Big Data Transfer Operation

How to move email from the old archive system to the private email cloud

When one corporate decides to use the private email cloud instead of the old archive system, moving data to the cloud without losing any important data during the process is a critical challenge. However, it's not as difficult as you may think, if you got the know-how.

As we know, .eml is the standard format for RFC822. All information and attachments can be transferred universally in this format to different email servers, including the private email cloud. Thus, .eml is the main format used for implementing and moving emails. The following is a suggested method:

Format transfer → EML import → Index & storage

1. Format transfer

If the original email format is not .eml, for instance, zipped files; the first step would be to unzip the files and make sure that the files are in .eml format. You should use some tools to convert .pst files to .eml files as well.

2. Import .eml files to the private email cloud

Using a SMTP agent to import .eml files to the private email cloud is the most efficient and simplest way. It can read and process all .eml files directly and transfer them to the private email cloud's server via the SMTP protocol. It's a one-step process and the integrity of the .eml files is guaranteed.

3. Build indices and raw data storage

When .eml files are imported, a full-text index will be built for each email instantly and these indices are then allocated by distribution algorithms to different GSAs for searching. The index-building process is the basis for speedy searches. Take note that .eml files will be saved in different storage devices depending on the user's ELM settings. All mentioned steps above run automatically without any manual operations. Administrators don't need to record each storage's content, therefore monitoring and managing become simple.


1. High Scalability

The private email cloud can be easily expanded by increasing the quantity of GSAs. The more GSAs available the quicker the search. The private email cloud also supports network storage devices or resources.

2. Grid Search System

The private email cloud has an innovative grid search system.
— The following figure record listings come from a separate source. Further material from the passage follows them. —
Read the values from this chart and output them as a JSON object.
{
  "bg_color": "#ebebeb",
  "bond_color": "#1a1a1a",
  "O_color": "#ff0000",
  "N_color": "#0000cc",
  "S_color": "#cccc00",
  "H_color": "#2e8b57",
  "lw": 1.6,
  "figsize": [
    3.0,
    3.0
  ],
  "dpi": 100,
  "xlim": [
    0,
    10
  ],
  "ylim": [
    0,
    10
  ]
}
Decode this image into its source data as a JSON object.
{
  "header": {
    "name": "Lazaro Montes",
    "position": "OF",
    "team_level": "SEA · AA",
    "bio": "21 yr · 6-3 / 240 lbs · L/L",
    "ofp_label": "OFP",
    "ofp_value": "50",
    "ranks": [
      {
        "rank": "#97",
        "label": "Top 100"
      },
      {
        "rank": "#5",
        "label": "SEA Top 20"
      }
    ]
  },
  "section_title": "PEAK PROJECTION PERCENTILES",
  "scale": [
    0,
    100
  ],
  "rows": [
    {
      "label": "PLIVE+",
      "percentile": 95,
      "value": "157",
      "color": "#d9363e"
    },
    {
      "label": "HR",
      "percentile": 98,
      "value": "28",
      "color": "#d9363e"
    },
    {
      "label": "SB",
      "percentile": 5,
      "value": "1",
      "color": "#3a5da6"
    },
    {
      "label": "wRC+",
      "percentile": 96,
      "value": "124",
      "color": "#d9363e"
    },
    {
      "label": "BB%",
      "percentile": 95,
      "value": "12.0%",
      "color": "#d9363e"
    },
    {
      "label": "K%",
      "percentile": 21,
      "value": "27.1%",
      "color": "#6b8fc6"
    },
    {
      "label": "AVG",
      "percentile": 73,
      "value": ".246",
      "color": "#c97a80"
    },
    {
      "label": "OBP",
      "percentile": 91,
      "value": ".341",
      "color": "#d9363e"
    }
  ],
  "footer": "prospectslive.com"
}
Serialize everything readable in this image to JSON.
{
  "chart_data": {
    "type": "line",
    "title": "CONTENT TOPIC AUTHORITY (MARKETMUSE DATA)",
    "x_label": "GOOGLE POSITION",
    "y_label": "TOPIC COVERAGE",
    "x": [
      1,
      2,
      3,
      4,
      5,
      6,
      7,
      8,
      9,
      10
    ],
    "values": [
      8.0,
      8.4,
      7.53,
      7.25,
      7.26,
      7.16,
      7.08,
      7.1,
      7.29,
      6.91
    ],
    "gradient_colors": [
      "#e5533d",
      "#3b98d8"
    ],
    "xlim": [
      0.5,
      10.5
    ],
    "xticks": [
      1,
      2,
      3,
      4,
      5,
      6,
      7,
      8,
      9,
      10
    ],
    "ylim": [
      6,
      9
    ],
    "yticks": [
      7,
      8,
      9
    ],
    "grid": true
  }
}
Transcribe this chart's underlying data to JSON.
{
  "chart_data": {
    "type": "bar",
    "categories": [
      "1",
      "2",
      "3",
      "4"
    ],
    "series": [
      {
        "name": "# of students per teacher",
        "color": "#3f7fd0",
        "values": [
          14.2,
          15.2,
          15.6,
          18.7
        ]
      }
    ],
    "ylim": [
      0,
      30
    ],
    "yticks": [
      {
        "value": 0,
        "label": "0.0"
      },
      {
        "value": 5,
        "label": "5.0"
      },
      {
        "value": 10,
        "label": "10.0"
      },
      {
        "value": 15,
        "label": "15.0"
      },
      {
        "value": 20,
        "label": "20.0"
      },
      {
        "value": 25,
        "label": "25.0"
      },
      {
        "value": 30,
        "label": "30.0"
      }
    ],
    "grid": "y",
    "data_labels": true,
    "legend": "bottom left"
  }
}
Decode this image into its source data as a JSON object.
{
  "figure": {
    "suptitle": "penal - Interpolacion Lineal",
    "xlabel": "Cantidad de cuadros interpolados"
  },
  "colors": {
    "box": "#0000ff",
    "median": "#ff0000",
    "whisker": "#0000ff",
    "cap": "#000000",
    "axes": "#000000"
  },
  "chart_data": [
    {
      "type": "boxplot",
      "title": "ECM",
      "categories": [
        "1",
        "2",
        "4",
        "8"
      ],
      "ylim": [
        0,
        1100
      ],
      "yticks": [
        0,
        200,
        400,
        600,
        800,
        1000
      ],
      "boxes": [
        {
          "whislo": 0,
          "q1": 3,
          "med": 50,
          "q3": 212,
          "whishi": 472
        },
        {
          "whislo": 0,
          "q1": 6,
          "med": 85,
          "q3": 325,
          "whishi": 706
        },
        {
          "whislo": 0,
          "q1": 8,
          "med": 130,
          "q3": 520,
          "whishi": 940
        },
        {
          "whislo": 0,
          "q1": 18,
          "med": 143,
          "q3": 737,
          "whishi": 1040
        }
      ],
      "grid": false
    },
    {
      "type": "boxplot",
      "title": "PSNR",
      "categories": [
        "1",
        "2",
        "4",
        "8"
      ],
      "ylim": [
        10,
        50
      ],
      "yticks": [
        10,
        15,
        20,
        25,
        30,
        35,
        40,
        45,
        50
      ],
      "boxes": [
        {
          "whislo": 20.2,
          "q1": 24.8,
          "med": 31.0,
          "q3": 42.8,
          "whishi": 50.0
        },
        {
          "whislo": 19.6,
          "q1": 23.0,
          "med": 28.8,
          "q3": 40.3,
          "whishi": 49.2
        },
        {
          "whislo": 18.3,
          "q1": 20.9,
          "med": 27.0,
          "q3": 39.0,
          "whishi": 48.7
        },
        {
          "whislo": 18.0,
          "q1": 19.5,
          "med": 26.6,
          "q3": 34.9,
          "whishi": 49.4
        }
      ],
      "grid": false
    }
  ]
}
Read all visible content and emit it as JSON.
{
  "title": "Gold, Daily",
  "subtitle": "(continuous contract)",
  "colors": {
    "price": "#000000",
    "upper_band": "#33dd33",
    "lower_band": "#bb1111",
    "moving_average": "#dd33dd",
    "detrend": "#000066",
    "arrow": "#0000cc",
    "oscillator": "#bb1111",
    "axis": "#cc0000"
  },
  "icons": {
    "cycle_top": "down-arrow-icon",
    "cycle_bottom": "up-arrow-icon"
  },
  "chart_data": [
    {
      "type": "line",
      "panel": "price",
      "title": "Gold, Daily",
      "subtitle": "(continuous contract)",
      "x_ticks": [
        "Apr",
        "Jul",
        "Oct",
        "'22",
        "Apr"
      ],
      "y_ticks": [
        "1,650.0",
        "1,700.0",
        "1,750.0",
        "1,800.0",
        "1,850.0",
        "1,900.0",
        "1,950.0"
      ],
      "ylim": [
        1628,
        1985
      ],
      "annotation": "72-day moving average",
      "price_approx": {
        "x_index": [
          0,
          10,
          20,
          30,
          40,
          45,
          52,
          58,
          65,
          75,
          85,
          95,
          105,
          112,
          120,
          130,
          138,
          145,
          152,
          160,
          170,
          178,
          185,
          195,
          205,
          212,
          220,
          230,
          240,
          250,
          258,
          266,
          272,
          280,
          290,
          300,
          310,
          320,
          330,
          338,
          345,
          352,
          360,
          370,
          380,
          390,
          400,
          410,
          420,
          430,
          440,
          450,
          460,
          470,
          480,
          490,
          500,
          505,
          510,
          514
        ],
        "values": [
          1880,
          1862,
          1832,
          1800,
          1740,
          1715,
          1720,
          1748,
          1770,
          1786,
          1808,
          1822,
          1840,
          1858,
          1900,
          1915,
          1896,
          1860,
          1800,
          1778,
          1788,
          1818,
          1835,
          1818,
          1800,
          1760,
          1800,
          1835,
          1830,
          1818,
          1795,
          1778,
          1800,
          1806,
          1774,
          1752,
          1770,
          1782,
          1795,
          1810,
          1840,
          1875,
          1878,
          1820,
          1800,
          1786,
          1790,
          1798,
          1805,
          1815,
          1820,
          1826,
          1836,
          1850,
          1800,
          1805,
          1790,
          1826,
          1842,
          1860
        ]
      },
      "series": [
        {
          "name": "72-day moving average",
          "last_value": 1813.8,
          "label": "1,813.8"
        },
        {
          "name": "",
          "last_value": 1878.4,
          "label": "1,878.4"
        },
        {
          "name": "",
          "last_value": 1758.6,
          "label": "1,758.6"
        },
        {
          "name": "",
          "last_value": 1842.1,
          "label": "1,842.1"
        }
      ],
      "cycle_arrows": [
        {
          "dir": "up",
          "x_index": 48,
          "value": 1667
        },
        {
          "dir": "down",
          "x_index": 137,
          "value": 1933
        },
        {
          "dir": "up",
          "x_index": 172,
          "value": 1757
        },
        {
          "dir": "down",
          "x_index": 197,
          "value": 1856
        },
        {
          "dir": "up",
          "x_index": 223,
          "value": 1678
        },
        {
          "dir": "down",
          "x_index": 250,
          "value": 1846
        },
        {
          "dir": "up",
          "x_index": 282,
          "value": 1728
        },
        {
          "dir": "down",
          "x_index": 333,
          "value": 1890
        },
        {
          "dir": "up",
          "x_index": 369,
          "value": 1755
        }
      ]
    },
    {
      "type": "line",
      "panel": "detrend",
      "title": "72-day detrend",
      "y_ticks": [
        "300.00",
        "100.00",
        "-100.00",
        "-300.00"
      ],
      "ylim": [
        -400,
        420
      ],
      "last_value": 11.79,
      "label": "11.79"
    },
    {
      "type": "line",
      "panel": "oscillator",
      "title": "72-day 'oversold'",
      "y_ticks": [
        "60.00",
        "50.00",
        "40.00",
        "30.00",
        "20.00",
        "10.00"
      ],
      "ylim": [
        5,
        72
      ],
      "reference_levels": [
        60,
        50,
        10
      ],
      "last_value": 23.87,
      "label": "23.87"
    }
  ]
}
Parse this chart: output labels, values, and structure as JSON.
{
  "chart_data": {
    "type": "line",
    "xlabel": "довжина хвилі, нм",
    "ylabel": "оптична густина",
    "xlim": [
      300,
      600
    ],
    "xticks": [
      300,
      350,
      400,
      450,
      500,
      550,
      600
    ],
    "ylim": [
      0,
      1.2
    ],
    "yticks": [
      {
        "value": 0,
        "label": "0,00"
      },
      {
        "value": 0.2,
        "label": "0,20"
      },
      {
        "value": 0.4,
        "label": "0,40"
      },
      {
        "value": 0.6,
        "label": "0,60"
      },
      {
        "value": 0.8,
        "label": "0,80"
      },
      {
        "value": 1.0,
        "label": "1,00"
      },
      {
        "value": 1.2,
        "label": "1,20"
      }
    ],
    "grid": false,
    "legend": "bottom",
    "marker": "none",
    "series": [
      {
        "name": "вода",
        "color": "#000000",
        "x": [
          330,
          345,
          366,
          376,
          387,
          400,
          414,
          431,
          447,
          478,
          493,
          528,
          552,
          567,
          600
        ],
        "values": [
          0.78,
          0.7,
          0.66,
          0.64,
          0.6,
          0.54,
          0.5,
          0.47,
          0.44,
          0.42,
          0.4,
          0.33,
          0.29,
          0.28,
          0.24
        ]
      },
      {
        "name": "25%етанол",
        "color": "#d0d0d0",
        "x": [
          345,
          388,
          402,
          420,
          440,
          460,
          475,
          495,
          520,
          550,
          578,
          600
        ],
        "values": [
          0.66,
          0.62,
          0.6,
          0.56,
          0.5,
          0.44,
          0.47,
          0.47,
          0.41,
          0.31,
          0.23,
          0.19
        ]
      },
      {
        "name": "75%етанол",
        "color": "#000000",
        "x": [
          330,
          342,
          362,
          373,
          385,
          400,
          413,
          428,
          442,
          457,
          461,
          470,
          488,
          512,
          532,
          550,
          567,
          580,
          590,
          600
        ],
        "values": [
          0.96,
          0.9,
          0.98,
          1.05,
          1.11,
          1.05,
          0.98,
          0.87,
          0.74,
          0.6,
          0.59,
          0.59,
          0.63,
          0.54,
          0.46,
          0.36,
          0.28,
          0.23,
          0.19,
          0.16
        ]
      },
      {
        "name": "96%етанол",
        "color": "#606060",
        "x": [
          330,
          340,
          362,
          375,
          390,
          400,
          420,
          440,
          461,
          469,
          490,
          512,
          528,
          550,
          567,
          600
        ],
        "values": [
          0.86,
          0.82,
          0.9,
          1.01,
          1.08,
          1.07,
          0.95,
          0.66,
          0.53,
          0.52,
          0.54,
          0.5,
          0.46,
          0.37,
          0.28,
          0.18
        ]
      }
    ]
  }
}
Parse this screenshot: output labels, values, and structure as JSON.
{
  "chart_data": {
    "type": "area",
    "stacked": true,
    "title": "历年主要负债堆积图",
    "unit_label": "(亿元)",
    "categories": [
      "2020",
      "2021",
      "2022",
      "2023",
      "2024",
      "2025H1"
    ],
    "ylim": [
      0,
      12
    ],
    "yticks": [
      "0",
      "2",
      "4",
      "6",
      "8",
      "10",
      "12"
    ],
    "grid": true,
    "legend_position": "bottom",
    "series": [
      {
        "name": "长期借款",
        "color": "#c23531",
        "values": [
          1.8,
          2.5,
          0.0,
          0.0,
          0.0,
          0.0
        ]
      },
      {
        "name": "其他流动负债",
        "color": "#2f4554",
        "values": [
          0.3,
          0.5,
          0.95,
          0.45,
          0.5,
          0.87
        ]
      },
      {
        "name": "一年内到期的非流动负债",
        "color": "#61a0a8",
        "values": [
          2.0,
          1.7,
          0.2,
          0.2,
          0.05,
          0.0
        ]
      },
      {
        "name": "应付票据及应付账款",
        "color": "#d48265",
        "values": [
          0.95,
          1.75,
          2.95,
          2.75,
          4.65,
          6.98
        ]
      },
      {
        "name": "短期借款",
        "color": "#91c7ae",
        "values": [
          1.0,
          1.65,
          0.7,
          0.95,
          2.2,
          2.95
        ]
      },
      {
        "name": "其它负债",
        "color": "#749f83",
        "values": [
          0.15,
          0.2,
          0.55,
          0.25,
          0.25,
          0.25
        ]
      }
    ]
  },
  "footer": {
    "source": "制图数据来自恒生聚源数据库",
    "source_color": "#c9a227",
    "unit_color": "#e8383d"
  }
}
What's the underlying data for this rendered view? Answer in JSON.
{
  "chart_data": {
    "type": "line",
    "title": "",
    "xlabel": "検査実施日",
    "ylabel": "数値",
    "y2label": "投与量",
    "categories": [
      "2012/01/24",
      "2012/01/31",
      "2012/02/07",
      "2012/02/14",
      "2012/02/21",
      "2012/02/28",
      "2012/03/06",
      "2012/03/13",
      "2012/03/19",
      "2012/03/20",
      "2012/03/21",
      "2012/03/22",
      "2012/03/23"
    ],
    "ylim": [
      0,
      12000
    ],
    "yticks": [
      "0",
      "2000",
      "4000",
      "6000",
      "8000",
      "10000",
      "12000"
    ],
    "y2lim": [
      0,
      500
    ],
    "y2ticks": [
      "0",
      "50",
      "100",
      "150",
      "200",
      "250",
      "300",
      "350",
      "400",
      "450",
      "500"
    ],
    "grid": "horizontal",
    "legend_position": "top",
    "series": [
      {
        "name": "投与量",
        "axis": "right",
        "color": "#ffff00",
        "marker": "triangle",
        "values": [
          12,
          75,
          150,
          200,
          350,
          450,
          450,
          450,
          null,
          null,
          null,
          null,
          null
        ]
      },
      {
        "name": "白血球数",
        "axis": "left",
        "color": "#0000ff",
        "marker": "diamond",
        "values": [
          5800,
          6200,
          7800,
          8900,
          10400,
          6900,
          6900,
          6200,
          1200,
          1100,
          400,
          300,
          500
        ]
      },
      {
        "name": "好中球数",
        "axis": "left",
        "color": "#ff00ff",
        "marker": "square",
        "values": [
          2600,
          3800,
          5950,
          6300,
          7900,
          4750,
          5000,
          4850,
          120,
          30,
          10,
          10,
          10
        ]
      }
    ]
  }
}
The system's search technique enhances the speed of obtaining search results and presents the results with a user-friendly interface. When the GC receives a query, it splits the indices into N requests (by the time period in the search query) and sends a request to each GSA for searching. Compared to the traditional mail archive system, the grid search's speed is 1/N (N is the number of GSAs). Therefore, more GSAs will increase the speed of the search. This shows that the search speed is directly proportional to the quantity of GSAs.

3. Unified Management and Interface

Although the grid search concept seems complicated, it is actually convenient for administrators. They just need to log into the GC 's mail reporter, send user queries via the search page and the GC will start delegating search jobs to the GSAs. Users can then navigate the results in a timely manner. It doesn't matter whether the raw data is saved on the local disk or near-line storage, the search will proceed at the same time. This unified management and interface make the users feel that the search is performed on the local disk. As for storage management, you can log into the GC's mail gateway to change the settings.